One year on this giant, blistering hot planet is just 16 hours long



The planet is close to its star at a distance of 1.5 million miles. Credit: NASA and G.

More than 4,000 worlds have been found around stars thousands of light years away from Earth. There are many extrasolar planets, from rocky super-Earths to Neptunes.

Hot Jupiters, massive balls of gas that are about the size of our own Jovian planet but that are zinging around their stars in less than 10 days, are among the more puzzling planets discovered to date. About 400 hot Jupiters have been discovered by scientists. One of the biggest mysteries in planetary science is how these whirlers came to be.

Astronomers have discovered a gas giant that is five times Jupiter's mass and can be seen in 16 hours. The shortest of any gas giant to date is the planet's circle.

The planet's day side is thought to be around 6,000 degrees Fahrenheit, or about as hot as a small star, due to its extremely tight and close proximity to its star. The planet, designated TOI-2109b, is the second hottest detected so far.

Astronomers think that TOI-2109b is in the process of "orbital decay", like a bathwater circling the drain. It is predicted that the planet will spiral toward its star faster than other hot Jupiters.

The MIT-led TESS mission made the discovery, and it presents a unique opportunity for astronomy to study how planets behave as they are drawn in and swallowed by their star.

Ian Wong, the lead author of the discovery, says that in one or two years, they may be able to detect how the planet moves closer to its star. We will not see the planet fall into its star. This planet might not be there for another 10 million years.

The work of a large collaboration that included members of MIT's TESS science team and researchers from around the world resulted in the discovery.

The track is transit.

On May 13, 2020, NASA's TESS satellite began observing TOI-2109, a star located in the southern portion of the Hercules constellation. The 2,109th "TESS Object of Interest" was identified by the mission as a star that might host an object in the solar system.

The TESS science team analyzed the star's light for dips in its light that might indicate a planet passing in front of it. TESS confirmed that the star hosts an object that transits about 16 hours a day.

After the team notified the astronomy community, a number of ground-based telescopes followed up over the next year to observe the star more closely over a range of frequencies. The transiting object was confirmed to be a planet by these observations and TESS' initial detection.

"We realized we had something very interesting and relatively rare when we realized everything was consistent with it being a planet," says Shporer.

Day and night.

The team determined that TOI-2109b is five times as big as Jupiter and 35 percent larger, and is very close to its star, at a distance of 1.5 million miles. Mercury is around 36 million miles from the Sun.

The star of the planet is 50 percent larger than the Sun. The researchers estimated that TOI-2109b is going into its star at a rate of 10 to 750 milliseconds per year.

The researchers determined that TOI-2109b was an ultrahot Jupiter, with the shortest path of any known gas giant. Like most hot Jupiters, the planet appears to be locked in place with a constant day and night side. The team was able to observe the planet's brightness as it revolves around its axis. The researchers estimated that the day side of the planet reaches temperatures of more than 3,300 Kelvin by observing it behind its star.

Shporer says that the planet's night side brightness is below the sensitivity of the TESS data, which raises questions about what is really happening there. Is the temperature very cold or does the planet take heat on the day side and transfer it to the night side? We are at the beginning of trying to answer this question.

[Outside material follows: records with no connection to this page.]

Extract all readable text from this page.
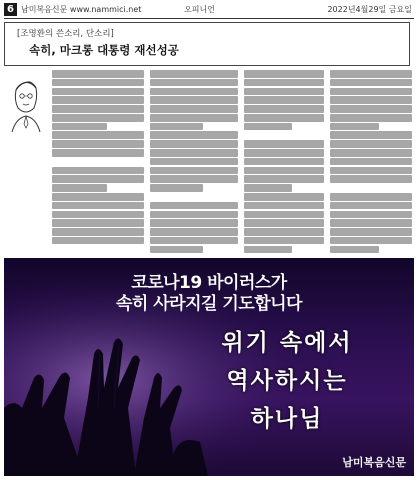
6 남미복음신문 www.nammici.net	오피니언	2022년4월29일 금요일
[조명환의 쓴소리, 단소리]
속히, 마크롱 대통령 재선성공
코로나19 바이러스가
속히 사라지길 기도합니다
위기 속에서
역사하시는
하나님
남미복음신문
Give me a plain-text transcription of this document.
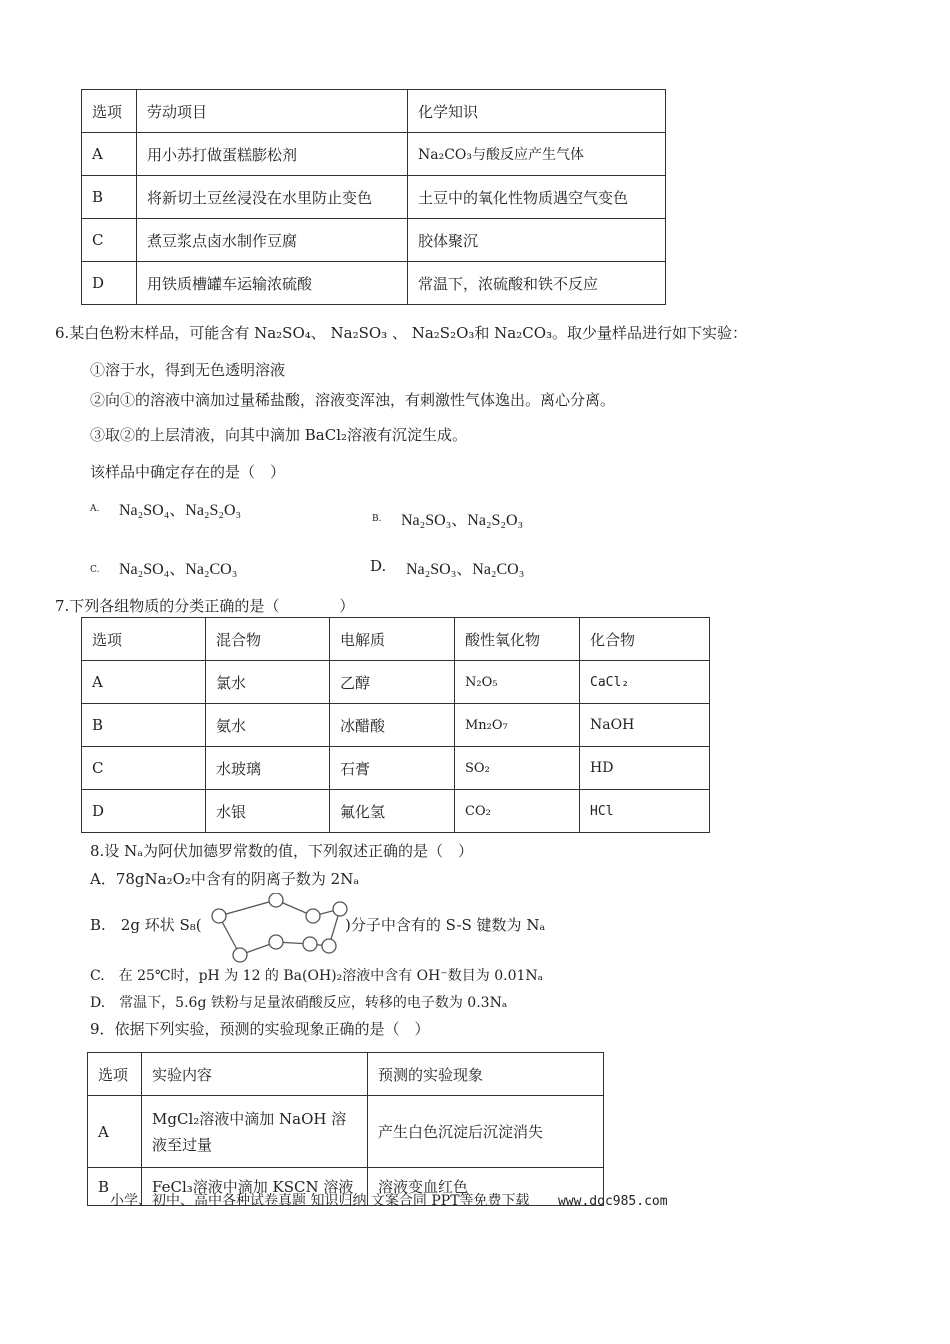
选项	劳动项目	化学知识
A	用小苏打做蛋糕膨松剂	Na₂CO₃与酸反应产生气体
B	将新切土豆丝浸没在水里防止变色	土豆中的氧化性物质遇空气变色
C	煮豆浆点卤水制作豆腐	胶体聚沉
D	用铁质槽罐车运输浓硫酸	常温下，浓硫酸和铁不反应
6.某白色粉末样品，可能含有 Na₂SO₄、 Na₂SO₃ 、 Na₂S₂O₃和 Na₂CO₃。取少量样品进行如下实验：
①溶于水，得到无色透明溶液
②向①的溶液中滴加过量稀盐酸，溶液变浑浊，有刺激性气体逸出。离心分离。
③取②的上层清液，向其中滴加 BaCl₂溶液有沉淀生成。
该样品中确定存在的是（　）
A. Na₂SO₄、Na₂S₂O₃	B. Na₂SO₃、Na₂S₂O₃
C. Na₂SO₄、Na₂CO₃	D. Na₂SO₃、Na₂CO₃
7.下列各组物质的分类正确的是（　　　　）
选项	混合物	电解质	酸性氧化物	化合物
A	氯水	乙醇	N₂O₅	CaCl₂
B	氨水	冰醋酸	Mn₂O₇	NaOH
C	水玻璃	石膏	SO₂	HD
D	水银	氟化氢	CO₂	HCl
8.设 Nₐ为阿伏加德罗常数的值，下列叙述正确的是（　）
A．78gNa₂O₂中含有的阴离子数为 2Nₐ
B.　2g 环状 S₈(	)分子中含有的 S-S 键数为 Nₐ
C.　在 25℃时，pH 为 12 的 Ba(OH)₂溶液中含有 OH⁻数目为 0.01Nₐ
D.　常温下，5.6g 铁粉与足量浓硝酸反应，转移的电子数为 0.3Nₐ
9．依据下列实验，预测的实验现象正确的是（　）
选项	实验内容	预测的实验现象
A	MgCl₂溶液中滴加 NaOH 溶液至过量	产生白色沉淀后沉淀消失
B	FeCl₃溶液中滴加 KSCN 溶液	溶液变血红色
小学、初中、高中各种试卷真题 知识归纳 文案合同 PPT等免费下载 www.doc985.com
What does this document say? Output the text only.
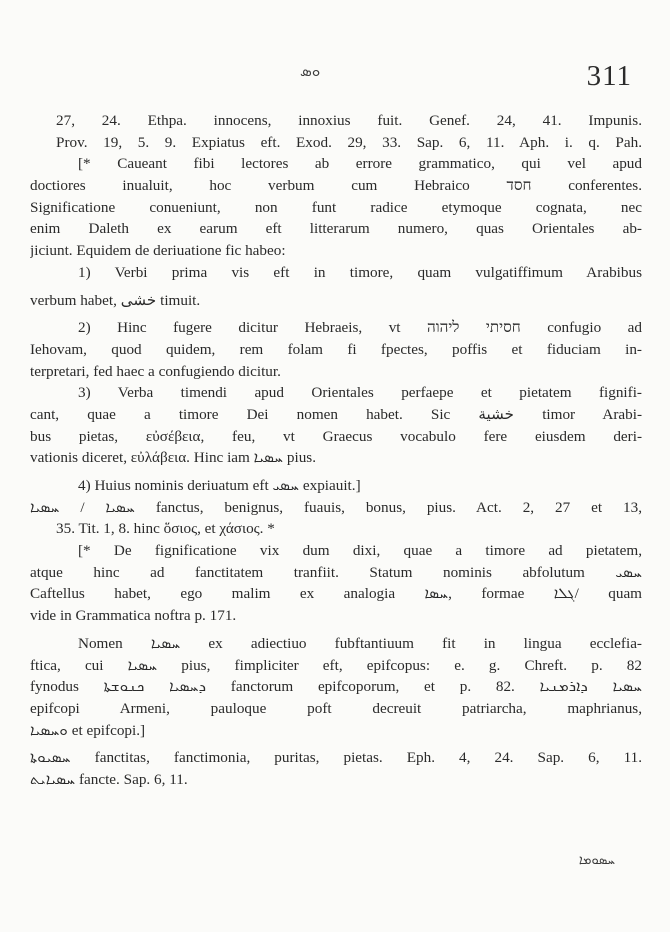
ܘܣ	311
27, 24. Ethpa. innocens, innoxius fuit. Genef. 24, 41. Impunis.
Prov. 19, 5. 9. Expiatus eft. Exod. 29, 33. Sap. 6, 11. Aph. i. q. Pah.
[* Caueant fibi lectores ab errore grammatico, qui vel apud
doctiores inualuit, hoc verbum cum Hebraico חסד conferentes.
Significatione conueniunt, non funt radice etymoque cognata, nec
enim Daleth ex earum eft litterarum numero, quas Orientales ab-
jiciunt. Equidem de deriuatione fic habeo:
1) Verbi prima vis eft in timore, quam vulgatiffimum Arabibus
verbum habet, خشى timuit.
2) Hinc fugere dicitur Hebraeis, vt חסיתי ליהוה confugio ad
Iehovam, quod quidem, rem folam fi fpectes, poffis et fiduciam in-
terpretari, fed haec a confugiendo dicitur.
3) Verba timendi apud Orientales perfaepe et pietatem fignifi-
cant, quae a timore Dei nomen habet. Sic خشية timor Arabi-
bus pietas, εὐσέβεια, feu, vt Graecus vocabulo fere eiusdem deri-
vationis diceret, εὐλάβεια. Hinc iam ܚܣܝܐ pius.
4) Huius nominis deriuatum eft ܚܣܝ expiauit.]
ܚܣܝܐ / ܚܣܝܐ fanctus, benignus, fuauis, bonus, pius. Act. 2, 27 et 13,
35. Tit. 1, 8. hinc ὅσιος, et χάσιος. *
[* De fignificatione vix dum dixi, quae a timore ad pietatem,
atque hinc ad fanctitatem tranfiit. Statum nominis abfolutum ܚܣܝ
Caftellus habet, ego malim ex analogia ܚܣܐ, formae ܓܠܐ/ quam
vide in Grammatica noftra p. 171.
Nomen ܚܣܝܐ ex adiectiuo fubftantiuum fit in lingua ecclefia-
ftica, cui ܚܣܝܐ pius, fimpliciter eft, epifcopus: e. g. Chreft. p. 82
fynodus ܕܚܣܝܐ ܟܢܘܫܬܐ fanctorum epifcoporum, et p. 82. ܚܣܝܐ ܕܐܪܡܢܝܐ
epifcopi Armeni, pauloque poft decreuit patriarcha, maphrianus,
ܘܚܣܝܐ et epifcopi.]
ܚܣܝܘܬܐ fanctitas, fanctimonia, puritas, pietas. Eph. 4, 24. Sap. 6, 11.
ܚܣܝܐܝܬ fancte. Sap. 6, 11.
ܚܣܘܡܐ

The researchers hope to observe TOI-2109b with more powerful tools in the future, including the Hubble Space Telescope. As hot Jupiters fall into their star, more detailed observations could illuminate the conditions.

Wong says that TOI-2109b is the most extreme subclass of exoplanet. Some of the unique physical and chemical processes that occur in their atmospheres have no parallels in our own solar system.

Future observations of TOI-2109b may reveal clues to how the systems come to be. "From the beginning of exoplanetary science, hot Jupiters have been seen as weird," Shporer says. How does a planet of Jupiter's size get to an around-the-world location in a few days? We don't have anything like this in our solar system, and we see this as an opportunity to study them and explain their existence.

Ian Wong and his colleagues wrote about an Ultrahot Gas Giant on a 16 hour time period. There is a DOI: 10.847/1538-3881/ac26bd.

The journal has information about astronomy.

A year on this giant, hot planet is just 16 hours long.